Just like Fixed Joints, we need a couple rigid actors.
PxRigidActor* pRA1,* pRA2;
I'll give them box shapes of unit length.
PxBoxGeometry geo(PxVec3(0.5,0.5,0.5));
PxTransform pform = PxTransform::createIdentity();
In our example one will be kinematic, to hold up the other.
pform.p = PxVec3(0,5,0);
pRA1 = PxCreateDynamic(*gPhysicsSDK, pform,geo,*defaultMaterial, 1.0);
pRA1->isRigidDynamic()->setRigidDynamicFlag(PxRigidDynamicFlag::eKINEMATIC,true);
pform.p = PxVec3(2,5,2);
pRA2 = PxCreateDynamic(*gPhysicsSDK, pform,geo,*defaultMaterial, 1.0);
Add them to the scene.
gScene->addActor(*pRA1);
gScene->addActor(*pRA2);
We will also need a couple transforms to represent the where the joint attaches to the two actors.
PxTransform local1 = PxTransform::createIdentity(), local2= PxTransform::createIdentity();
Creating the joint is done as before.
PxDistanceJoint* pJoint = PxDistanceJointCreate(*gPhysicsSDK, pRA1, local1 ,pRA2, local2);
and although not necessary this time we can set the collision flag.
pJoint->setConstraintFlag(PxConstraintFlag::eCOLLISION_ENABLED,true);
The distance joint may act as a string or a spring, connecting the two actors. There are three flags available for the distance joint.
PxDistanceJointFlag::
eSPRING_ENABLED
eMAX_DISTANCE_ENABLED
eMIN_DISTANCE_ENABLED
by default only the eMAX_DISTANCE_ENABLED is active. With the spring flag disabled the max distance is a hard limit for the joint. However if the spring flag is enabled then this becomes the distance at which the spring force becomes active.
Similarly a minimum distance can be set, but cannot exceed the maximum distance, the spring force will pull the actors to remain between the min and max distance limits.
Recall the Force equation for a spring:
F_spring = - k * x
where 'k' is the spring constant, and 'x' is the distance from the natural length, or in our case, the distance from the min or max limits.
The force experienced by the actors will need to be adjusted by a damping force
F_damping = - c * x'
where 'c' is the damping coefficient, and x' is the first derivative with respect to time of the distance from the natural length (the speed)
F_net = F_spring + F_damping - F_gravity
A spring experiencing a damping force will eventually stop at an equilibrium length (not necessarily the same as the natural length)

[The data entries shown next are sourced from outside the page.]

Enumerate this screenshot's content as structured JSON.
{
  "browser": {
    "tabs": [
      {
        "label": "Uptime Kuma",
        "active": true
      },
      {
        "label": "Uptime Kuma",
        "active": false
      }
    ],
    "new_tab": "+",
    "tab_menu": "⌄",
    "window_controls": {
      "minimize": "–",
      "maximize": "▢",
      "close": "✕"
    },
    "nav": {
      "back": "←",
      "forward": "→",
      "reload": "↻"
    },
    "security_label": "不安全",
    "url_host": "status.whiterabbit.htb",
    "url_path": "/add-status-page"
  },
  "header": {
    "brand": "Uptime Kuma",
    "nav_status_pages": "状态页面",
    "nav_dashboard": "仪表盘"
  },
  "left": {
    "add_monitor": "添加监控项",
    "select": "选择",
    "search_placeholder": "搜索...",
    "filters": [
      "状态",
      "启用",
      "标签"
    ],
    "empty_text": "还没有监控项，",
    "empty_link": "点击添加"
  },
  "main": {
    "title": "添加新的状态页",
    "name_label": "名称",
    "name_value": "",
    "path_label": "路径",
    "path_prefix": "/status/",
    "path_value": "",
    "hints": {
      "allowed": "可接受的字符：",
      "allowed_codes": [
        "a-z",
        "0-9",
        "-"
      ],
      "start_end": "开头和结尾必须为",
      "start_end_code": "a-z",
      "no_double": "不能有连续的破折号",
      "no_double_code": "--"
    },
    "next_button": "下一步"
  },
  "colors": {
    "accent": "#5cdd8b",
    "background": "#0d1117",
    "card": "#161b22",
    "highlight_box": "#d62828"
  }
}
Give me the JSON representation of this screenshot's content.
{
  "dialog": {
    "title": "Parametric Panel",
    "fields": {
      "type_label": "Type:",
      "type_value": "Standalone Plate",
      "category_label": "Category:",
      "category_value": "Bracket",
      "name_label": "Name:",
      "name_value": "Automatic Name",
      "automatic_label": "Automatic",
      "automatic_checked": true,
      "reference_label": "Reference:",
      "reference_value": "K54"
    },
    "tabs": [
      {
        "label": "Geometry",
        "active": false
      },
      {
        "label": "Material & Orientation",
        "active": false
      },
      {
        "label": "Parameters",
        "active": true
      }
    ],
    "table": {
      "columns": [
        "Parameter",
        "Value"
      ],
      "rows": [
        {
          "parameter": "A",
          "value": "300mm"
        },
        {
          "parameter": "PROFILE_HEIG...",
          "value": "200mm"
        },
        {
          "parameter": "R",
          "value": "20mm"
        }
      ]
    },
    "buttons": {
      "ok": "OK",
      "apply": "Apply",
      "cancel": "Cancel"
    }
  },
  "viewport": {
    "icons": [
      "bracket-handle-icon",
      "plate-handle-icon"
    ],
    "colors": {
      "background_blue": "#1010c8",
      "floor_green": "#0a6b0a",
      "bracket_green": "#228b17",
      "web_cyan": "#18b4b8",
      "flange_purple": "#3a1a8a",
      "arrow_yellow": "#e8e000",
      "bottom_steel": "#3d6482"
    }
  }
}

The magnitude of the damping coefficient should be chosen to fall into one of four categories. These categories are decided by the ability of the damping to stop the oscillation.
let z = c/sqrt(4mk);
- Un-Damped ( z == 0, so c must be 0)
Choose Un-Damped if you want the spring to oscillate back and forth forever.
- Under-Damped ( 0 < z < 1)
Choose under damped if you want some resemblance of a spring effect where it may oscillate back and forth a few times before coming to rest at an equilibrium state.
- Critically-Damped ( z ==1 )
Choose critically damped if you want the spring to slow perfectly to it's equilibrium.
- Over-Damped ( z > 1 )
Choose over damped if you want the spring to slow down a lot to start and very gradually approach equilibrium.
From left to right we have No Spring, Un-damped, Under-damped, Critically-damped, and Over-damped. The distance joint without a spring stops immediately at its maximum distance. For the rest, the spring does not begin applying a tension until they pass that maximum distance.
Notice that although critically-damped, the box overshoots it's equilibrium position anyway. This is because of the extra momentum generated before the spring was active. I will explain this further in a future post.
Setting the values are straight forward,
pJoint->setSpring(15.0f);
pJoint->setMaxDistance(3.0f);
pJoint->setMinDistance(1.0f);
pJoint->setDamping(0.5);
but are meaningless without the corresponding flag set.
pJoint->setDistanceJointFlag(PxDistanceJointFlag::eSPRING_ENABLED,true);
Hopefully this gives an preview of how distance joints are created and how the spring feature works.
Happy Coding!